Denkmal/Gedenkstätte

Schloss Bürgeln

Schloss Bürgeln, 79418 Schliengen

Highlights

  • Schloss Bürgeln liegt auf einer 665,4 m hohen bewaldeten Höhe bei Obereggenen.
  • Der Rokoko-Bau wurde 1762 bis 1764 auf Veranlassung des Klosters St. Blasien errichtet.
  • Die Geschichte des Ortes reicht bis ins 12. Jahrhundert zurück, als die Herren von Kaltenbach eine Kirche auf dem Berg errichteten.

Tipps

  • Schloss Bürgeln liegt auf einer bewaldeten Höhe über Obereggenen und ist über Wanderwege erreichbar.
  • Das Schloss wurde 1762 bis 1764 im Rokoko-Stil erbaut und beherbergt heute eine Jugendherberge.
  • Die nahegelegene Propsteikirche St. Laurentius ist ab 1763 datiert und steht unter Denkmalschutz.

Eigenschaften

Kulturell Ganzjährig

Über Schloss Bürgeln

Das Schloss Bürgeln thront auf einer bewaldeten Höhe von 665,4 Metern über dem Ortsteil Obereggenen der Gemeinde Schliengen im südlichen Baden-Württemberg. Schon aus der Ferne zieht der mächtige Rokokobau mit seinem reich verzierten Giebel und dem charakteristischen Glockentürmchen mit springbereitem Hirsch die Blicke auf sich. Das Schloss gilt als architektonische Perle des Markgräflerlandes und ist ein markantes Wahrzeichen im Rheintal.
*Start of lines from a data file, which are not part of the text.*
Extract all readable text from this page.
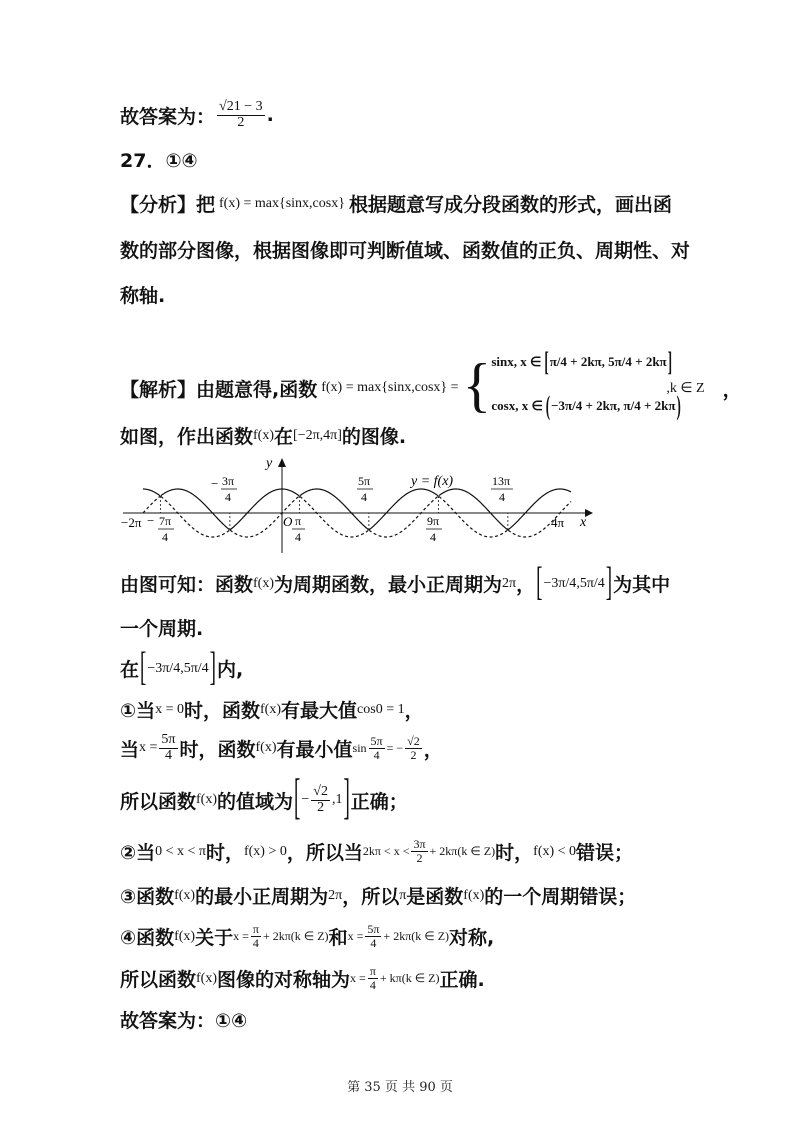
故答案为： $\frac{√21 - 3}{2}$ .
27．①④
【分析】把 f(x) = max{sinx,cosx} 根据题意写成分段函数的形式，画出函
数的部分图像，根据图像即可判断值域、函数值的正负、周期性、对
称轴.
【解析】由题意得,函数 f(x) = max{sinx,cosx} = { sinx, x ∈ [ π/4 + 2kπ, 5π/4 + 2kπ ]
cosx, x ∈ ( −3π/4 + 2kπ, π/4 + 2kπ )
,k ∈ Z ，
如图，作出函数 f(x) 在 [−2π,4π] 的图像.
y
x
O
−2π	4π
− 3π
4
− 7π
4
π
4
5π
4
9π
4
13π
4
y = f(x)
由图可知：函数 f(x) 为周期函数，最小正周期为 2π ， [ −3π/4 , 5π/4 ] 为其中
一个周期.
在 [ −3π/4 , 5π/4 ] 内,
①当 x = 0 时，函数 f(x) 有最大值 cos0 = 1 ，
当 $x = \frac{5\pi}{4}$ 时，函数 f(x) 有最小值 $\sin \frac{5\pi}{4}$ = − $\frac{√2}{2}$ ，
所以函数 f(x) 的值域为 [ − $\frac{√2}{2} ,1$ ] 正确；
②当 0 < x < π 时， f(x) > 0 ，所以当 $2k\pi < x < \frac{3\pi}{2} + 2k\pi(k$ ∈ Z) 时， f(x) < 0 错误；
③函数 f(x) 的最小正周期为 2π ，所以 π 是函数 f(x) 的一个周期错误；
④函数 f(x) 关于 $x = \frac{\pi}{4} + 2k\pi(k$ ∈ Z) 和 $x = \frac{5\pi}{4} + 2k\pi(k$ ∈ Z) 对称,
所以函数 f(x) 图像的对称轴为 $x = \frac{\pi}{4} + k\pi(k$ ∈ Z) 正确.
故答案为：①④
第 35 页 共 90 页
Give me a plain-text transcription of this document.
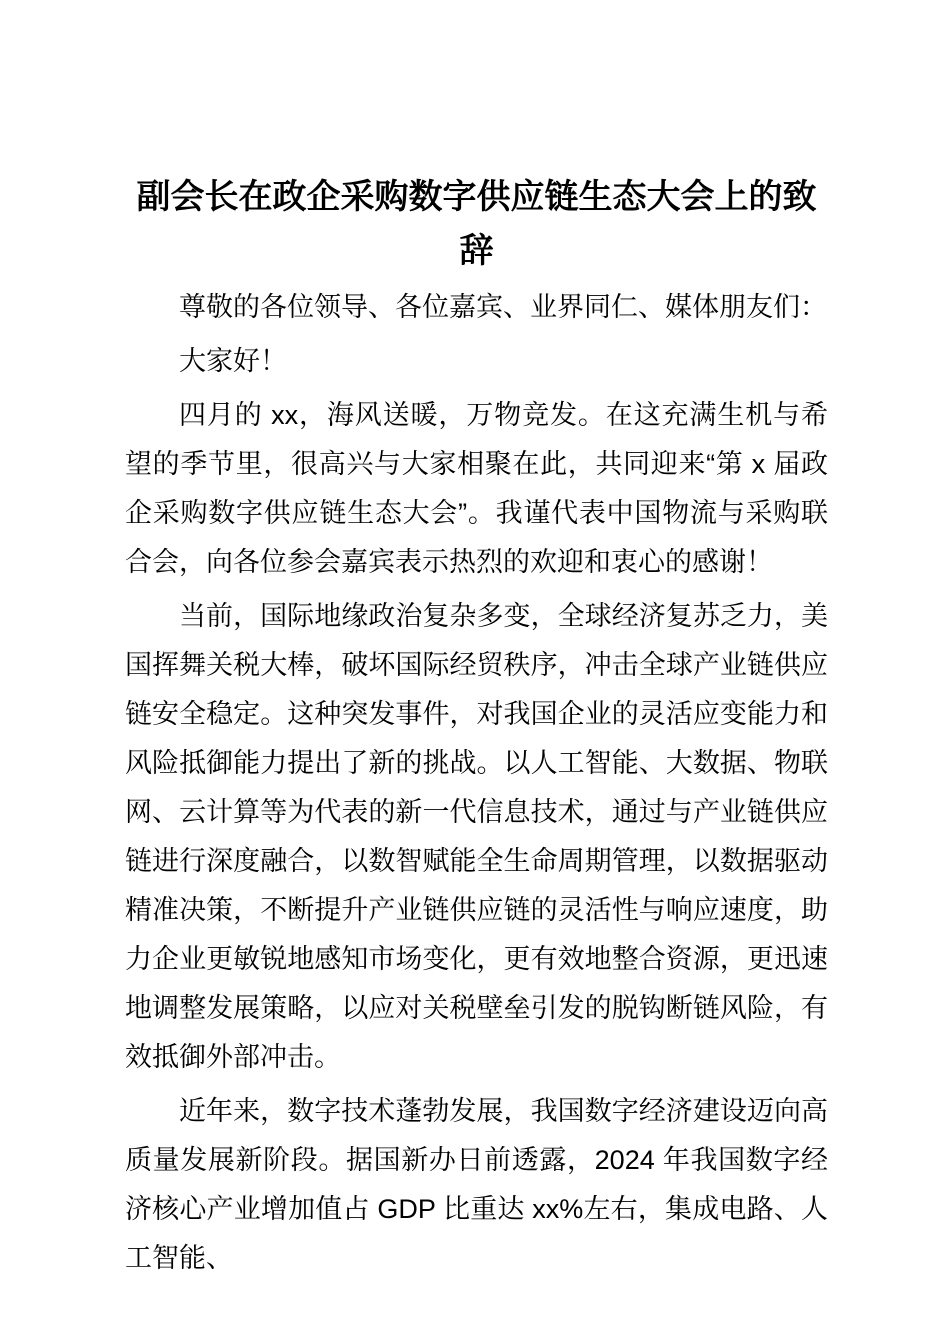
副会长在政企采购数字供应链生态大会上的致
辞

尊敬的各位领导、各位嘉宾、业界同仁、媒体朋友们：

大家好！

四月的 xx，海风送暖，万物竞发。在这充满生机与希望的季节里，很高兴与大家相聚在此，共同迎来“第 x 届政企采购数字供应链生态大会”。我谨代表中国物流与采购联合会，向各位参会嘉宾表示热烈的欢迎和衷心的感谢！

当前，国际地缘政治复杂多变，全球经济复苏乏力，美国挥舞关税大棒，破坏国际经贸秩序，冲击全球产业链供应链安全稳定。这种突发事件，对我国企业的灵活应变能力和风险抵御能力提出了新的挑战。以人工智能、大数据、物联网、云计算等为代表的新一代信息技术，通过与产业链供应链进行深度融合，以数智赋能全生命周期管理，以数据驱动精准决策，不断提升产业链供应链的灵活性与响应速度，助力企业更敏锐地感知市场变化，更有效地整合资源，更迅速地调整发展策略，以应对关税壁垒引发的脱钩断链风险，有效抵御外部冲击。

近年来，数字技术蓬勃发展，我国数字经济建设迈向高质量发展新阶段。据国新办日前透露，2024 年我国数字经济核心产业增加值占 GDP 比重达 xx%左右，集成电路、人工智能、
Der Bau des Schlosses erfolgte im Auftrag des Klosters St. Blasien. Veranlasst wurde der Neubau durch Propst Aloysius Mader und Fürstabt Meinrad Troger und schließlich unter Fürstabt Martin Gerbert vollendet. Ursprünglich war der Berg bereits im Mittelalter Sitz einer Propstei, die eng mit dem Benediktinerkloster St. Blasien verbunden war. Die Geschichte des Ortes reicht weit zurück: Bereits im 12. Jahrhundert wird eine Kirche auf dem Berg erwähnt, die im Besitz der Herren von Kaltenbach stand, bevor diese ihre Güter dem Kloster vermachten.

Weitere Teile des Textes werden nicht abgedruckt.